# MVPA 1: Pattern Classification

This tutorial runs a simple pattern classification (decoding) analysis on the motor localizer data. We will be using many of the tools we've used so far, and also [scikit-learn](https://scikit-learn.org/stable/index.html) for pattern classification. Scikit-learn is an amazing machine learning package that is widely used. We will import some classifiers as well as ways to train these algorithms on our data.

In [None]:
import glob
import numpy as np
import pandas as pd
import matplotlib.pyplot as plt
import seaborn as sns

from sklearn.svm import SVC
from sklearn.linear_model import LogisticRegression
from sklearn.model_selection import cross_val_score, LeaveOneGroupOut

import nibabel as nib
from nilearn.maskers import MultiNiftiMasker, NiftiMasker
from nilearn import image
from nilearn.plotting import plot_roi

import warnings
warnings.filterwarnings('ignore')

## 1. Setting up our ROI mask

Like in many decoding analyses, we'll look at patterns of voxels from a predetermined ROI (there are exceptions to this, see [Searchlight](https://brainiak.org/tutorials/07-searchlight/)). 

For examples sake, we'll use somatosensory cortex, SSc. Remember last time we showed that SSc had similar mean activity for Arm, Grasp, and Touch. To show this, we tossed away a lot of information by averaging across voxels. Pattern classification let's us ask a more refined question: are the _patterns_ of voxel activity in SSc different between these conditions, despite their similarities in mean? Here, we are making use of all activity in the ROI. 

![image.png](attachment:13ba567c-c137-4cbf-b115-1ebf88c1a5de.png)

First, let's load in our mask. 

In [None]:
roi = nib.load('L_SSc.nii.gz')
roi.shape

In [None]:
# note that the above dimension correspond to a full-brain mask file, made up 1's (representing ROI) and 0's (no ROI)
mask_data = roi.get_fdata()

unique_vals, counts = np.unique(mask_data, return_counts=True)
unique_vals, counts

This ROI mask is in MNI space (as is our data), but is in 2mm isovoxel resolution. Our data, meanwhile, is in 3x3x4 MNI space (recall that these are the actual sizes of the voxels we collected). Let's load in our functional images and check:

In [None]:
# get all motor task runs of one subject
glob_template = ('course-data/derivatives/fmriprep/sub-03/func/'
                '*task-motor*MNI152NLin2009cAsym*preproc_bold.nii.gz')
func_data = glob.glob(glob_template)

# reorder these based on run number 
func_imgs = sorted(list(func_data))
func_imgs

In [None]:
nib.load(func_imgs[0]).shape

The ROI mask data and our functional data are in two different spaces; this is an important consideration when we are wanting to extract the indivudal voxel data.
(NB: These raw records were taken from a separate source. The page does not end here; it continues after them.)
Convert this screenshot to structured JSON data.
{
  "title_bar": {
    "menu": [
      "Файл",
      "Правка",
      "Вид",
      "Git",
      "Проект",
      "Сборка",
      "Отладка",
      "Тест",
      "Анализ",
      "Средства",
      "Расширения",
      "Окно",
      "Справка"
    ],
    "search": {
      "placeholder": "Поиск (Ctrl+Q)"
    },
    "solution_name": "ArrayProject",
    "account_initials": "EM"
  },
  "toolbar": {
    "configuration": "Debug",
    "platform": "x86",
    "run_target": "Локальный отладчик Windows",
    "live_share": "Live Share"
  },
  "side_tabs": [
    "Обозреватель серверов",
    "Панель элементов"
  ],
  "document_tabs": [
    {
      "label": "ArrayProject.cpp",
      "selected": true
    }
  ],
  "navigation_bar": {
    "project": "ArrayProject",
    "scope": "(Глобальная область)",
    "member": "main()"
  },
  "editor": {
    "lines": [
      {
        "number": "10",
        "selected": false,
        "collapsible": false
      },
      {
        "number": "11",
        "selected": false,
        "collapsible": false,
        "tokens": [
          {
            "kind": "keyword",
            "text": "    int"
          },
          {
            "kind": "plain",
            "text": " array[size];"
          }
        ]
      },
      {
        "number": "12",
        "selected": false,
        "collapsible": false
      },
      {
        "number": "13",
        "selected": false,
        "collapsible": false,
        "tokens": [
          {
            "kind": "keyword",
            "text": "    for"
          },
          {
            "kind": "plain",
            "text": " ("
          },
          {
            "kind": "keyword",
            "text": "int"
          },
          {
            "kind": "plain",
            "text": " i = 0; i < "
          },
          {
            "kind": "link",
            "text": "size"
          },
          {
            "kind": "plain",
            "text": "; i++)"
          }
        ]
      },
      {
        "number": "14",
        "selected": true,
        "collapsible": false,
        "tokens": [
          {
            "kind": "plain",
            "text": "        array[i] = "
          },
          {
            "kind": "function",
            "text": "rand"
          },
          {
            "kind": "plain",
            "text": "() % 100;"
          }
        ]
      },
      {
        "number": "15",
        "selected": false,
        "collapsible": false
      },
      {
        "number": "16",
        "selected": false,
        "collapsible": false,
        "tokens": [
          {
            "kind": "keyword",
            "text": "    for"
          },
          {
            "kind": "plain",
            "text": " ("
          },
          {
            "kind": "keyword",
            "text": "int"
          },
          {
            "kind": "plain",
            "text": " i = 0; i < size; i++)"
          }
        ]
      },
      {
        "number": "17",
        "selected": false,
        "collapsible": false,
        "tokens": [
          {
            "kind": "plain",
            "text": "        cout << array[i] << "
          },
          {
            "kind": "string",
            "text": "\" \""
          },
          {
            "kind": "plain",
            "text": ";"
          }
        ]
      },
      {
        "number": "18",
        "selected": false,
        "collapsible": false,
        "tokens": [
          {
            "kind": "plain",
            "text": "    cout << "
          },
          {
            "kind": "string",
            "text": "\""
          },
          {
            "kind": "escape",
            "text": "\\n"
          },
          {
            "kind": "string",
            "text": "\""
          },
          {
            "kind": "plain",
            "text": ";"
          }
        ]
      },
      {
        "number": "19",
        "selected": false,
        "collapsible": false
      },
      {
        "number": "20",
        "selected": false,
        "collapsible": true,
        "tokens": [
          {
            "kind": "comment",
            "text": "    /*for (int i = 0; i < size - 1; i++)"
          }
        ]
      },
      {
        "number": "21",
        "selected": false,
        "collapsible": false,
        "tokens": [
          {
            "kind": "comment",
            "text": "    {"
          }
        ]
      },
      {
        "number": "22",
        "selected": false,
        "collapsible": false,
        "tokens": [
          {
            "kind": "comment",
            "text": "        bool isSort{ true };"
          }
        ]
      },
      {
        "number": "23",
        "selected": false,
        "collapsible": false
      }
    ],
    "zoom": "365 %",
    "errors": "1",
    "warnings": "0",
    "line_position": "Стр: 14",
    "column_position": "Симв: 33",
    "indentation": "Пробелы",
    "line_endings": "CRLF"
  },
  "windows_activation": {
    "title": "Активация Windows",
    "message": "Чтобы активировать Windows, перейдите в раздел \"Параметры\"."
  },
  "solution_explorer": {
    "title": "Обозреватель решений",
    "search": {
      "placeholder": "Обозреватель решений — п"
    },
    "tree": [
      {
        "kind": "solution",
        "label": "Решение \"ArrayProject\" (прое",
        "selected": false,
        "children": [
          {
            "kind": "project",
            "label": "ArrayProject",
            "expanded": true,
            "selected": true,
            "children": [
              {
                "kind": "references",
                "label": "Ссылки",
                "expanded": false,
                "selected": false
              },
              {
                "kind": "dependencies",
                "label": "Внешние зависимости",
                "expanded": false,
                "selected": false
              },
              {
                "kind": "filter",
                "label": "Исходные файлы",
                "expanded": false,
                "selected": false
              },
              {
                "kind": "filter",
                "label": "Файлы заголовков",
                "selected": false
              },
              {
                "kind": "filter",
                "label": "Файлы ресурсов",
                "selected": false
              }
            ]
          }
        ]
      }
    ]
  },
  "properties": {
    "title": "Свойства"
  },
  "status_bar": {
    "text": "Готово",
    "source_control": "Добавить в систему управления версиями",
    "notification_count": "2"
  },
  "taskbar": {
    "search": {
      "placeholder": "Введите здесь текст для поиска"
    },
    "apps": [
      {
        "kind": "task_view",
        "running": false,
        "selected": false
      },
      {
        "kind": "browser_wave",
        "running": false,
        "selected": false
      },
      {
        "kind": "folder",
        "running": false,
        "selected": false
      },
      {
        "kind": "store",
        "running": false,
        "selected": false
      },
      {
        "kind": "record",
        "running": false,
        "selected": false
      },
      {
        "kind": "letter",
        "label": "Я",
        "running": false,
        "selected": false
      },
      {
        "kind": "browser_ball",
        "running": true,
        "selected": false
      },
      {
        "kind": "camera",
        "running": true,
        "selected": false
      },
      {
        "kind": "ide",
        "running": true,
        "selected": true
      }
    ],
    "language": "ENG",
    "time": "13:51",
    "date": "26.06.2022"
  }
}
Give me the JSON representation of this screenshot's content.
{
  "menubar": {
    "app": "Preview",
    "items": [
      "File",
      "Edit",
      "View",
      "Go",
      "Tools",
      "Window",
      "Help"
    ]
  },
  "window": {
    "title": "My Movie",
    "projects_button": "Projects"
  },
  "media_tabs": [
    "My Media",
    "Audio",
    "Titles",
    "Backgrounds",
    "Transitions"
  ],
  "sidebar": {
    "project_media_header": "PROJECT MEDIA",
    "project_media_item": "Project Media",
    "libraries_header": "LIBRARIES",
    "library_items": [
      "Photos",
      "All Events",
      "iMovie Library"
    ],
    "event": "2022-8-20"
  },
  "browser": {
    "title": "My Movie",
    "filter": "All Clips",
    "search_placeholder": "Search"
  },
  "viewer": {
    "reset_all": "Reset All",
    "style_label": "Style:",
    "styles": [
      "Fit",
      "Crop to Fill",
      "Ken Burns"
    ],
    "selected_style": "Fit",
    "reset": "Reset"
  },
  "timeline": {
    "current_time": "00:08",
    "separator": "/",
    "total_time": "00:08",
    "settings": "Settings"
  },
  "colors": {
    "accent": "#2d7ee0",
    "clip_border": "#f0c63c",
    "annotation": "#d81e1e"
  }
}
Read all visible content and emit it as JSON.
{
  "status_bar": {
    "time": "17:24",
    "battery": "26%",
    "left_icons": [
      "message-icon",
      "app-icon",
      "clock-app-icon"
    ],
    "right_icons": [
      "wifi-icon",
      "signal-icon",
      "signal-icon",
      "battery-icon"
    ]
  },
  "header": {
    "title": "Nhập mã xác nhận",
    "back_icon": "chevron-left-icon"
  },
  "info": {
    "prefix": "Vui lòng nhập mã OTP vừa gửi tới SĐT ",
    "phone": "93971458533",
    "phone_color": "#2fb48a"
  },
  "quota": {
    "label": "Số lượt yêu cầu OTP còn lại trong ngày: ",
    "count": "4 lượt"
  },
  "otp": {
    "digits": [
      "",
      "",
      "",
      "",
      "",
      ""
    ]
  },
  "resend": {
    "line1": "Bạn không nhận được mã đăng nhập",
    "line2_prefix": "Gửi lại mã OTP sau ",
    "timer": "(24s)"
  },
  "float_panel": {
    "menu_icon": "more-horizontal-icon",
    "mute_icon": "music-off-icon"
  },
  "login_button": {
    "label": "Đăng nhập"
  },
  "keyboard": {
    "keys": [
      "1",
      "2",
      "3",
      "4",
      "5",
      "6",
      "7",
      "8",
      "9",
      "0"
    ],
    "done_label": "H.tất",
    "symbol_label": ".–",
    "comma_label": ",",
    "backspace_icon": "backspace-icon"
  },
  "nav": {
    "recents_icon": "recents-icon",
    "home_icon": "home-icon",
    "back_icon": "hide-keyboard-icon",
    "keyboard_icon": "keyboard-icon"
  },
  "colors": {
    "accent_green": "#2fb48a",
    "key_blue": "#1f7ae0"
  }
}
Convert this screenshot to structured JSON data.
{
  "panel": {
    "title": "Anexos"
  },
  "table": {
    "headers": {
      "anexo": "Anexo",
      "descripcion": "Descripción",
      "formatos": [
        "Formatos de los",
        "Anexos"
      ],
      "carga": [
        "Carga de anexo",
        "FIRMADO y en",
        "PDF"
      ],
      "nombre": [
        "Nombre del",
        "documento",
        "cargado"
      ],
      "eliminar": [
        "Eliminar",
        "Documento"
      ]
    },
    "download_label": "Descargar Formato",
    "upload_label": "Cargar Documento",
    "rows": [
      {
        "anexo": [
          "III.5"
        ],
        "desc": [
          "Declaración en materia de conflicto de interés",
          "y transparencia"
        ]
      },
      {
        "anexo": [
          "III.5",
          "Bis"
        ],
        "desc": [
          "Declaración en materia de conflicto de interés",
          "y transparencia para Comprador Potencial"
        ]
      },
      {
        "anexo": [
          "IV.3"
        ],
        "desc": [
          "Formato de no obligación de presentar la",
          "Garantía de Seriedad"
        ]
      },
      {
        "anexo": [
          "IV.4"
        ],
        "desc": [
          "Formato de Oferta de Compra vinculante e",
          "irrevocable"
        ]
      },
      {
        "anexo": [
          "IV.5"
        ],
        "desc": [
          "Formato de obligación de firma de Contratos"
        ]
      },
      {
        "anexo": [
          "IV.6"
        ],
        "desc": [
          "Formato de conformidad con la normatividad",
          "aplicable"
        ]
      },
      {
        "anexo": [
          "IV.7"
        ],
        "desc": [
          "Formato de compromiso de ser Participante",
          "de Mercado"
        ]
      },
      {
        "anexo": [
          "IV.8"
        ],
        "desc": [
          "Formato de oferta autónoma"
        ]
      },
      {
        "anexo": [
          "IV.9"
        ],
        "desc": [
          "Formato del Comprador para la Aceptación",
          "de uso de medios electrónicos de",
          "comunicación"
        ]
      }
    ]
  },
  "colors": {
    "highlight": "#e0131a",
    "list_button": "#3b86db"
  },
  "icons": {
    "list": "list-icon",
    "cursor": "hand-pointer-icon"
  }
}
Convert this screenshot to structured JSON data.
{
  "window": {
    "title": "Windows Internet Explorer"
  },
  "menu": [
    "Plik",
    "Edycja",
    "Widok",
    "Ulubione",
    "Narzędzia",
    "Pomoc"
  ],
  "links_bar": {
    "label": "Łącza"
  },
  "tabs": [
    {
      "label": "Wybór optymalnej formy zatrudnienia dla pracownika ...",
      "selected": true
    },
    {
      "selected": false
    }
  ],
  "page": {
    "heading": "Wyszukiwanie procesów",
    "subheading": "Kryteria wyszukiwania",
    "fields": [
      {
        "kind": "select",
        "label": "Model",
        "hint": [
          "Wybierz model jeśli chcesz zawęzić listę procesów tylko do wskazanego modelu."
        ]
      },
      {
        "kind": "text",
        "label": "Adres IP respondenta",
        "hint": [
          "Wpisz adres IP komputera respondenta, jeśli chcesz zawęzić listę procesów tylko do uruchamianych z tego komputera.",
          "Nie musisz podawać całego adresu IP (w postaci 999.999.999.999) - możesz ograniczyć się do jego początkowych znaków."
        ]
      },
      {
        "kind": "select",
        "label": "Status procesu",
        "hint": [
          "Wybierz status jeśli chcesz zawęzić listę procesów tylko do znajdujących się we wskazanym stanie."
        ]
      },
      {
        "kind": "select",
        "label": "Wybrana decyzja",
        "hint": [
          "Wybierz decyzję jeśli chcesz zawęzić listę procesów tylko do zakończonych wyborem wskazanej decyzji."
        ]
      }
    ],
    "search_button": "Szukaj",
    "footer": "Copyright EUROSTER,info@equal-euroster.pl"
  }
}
Let's resample our mask ROI so that it has the same number of voxels as our functional data. We are doing this so that we analyze data in according to the functional resolution of our actual data rather than the mask resolution. This means fewer, and less redundant, voxels (no upsampling to mask resolution) for our pattern classifier to use. 

In [None]:
#Here is the original MNI mask
plot_roi('L_SSc.nii.gz')
plt.show()

In [None]:
# `nearest` ensures that voxels are either 0 or 1 after interpolation.
roi = image.resample_to_img('L_SSc.nii.gz', func_imgs[0], interpolation='nearest')

# Here is the re-sampled (lower-resolution) version
plot_roi(roi)
plt.show()

## 2. Extracting voxel data from our ROI

Now we need to extract voxel data from our ROI. We can use `MultiNiftiMasker` to do this, which lets us pass in an entire list of functional images (unlike `NiftiMasker`). 

Note here that we'll apply some temporal filtering on the data, and regress out residual head motion effects in the data. This is unlike with our first level analysis, where we applied this step as regressors in our model. We'll also standardize the voxels.

Let's get those head motion regressors first:

In [None]:
glob_template = ('course-data/derivatives/fmriprep/sub-03/func/'
                '*task-motor*confounds_regressors.tsv')
conf_files = glob.glob(glob_template)

# reorder these based on run number
conf_files = sorted(list(conf_files))

# load only the 6 motion parameters into python
motion_params = []
for conf in conf_files:
    conf_data = pd.read_table(conf, usecols=['trans_x', 'trans_y', 'trans_z', 'rot_x', 'rot_y', 'rot_z'])
    motion_params.append(conf_data.values)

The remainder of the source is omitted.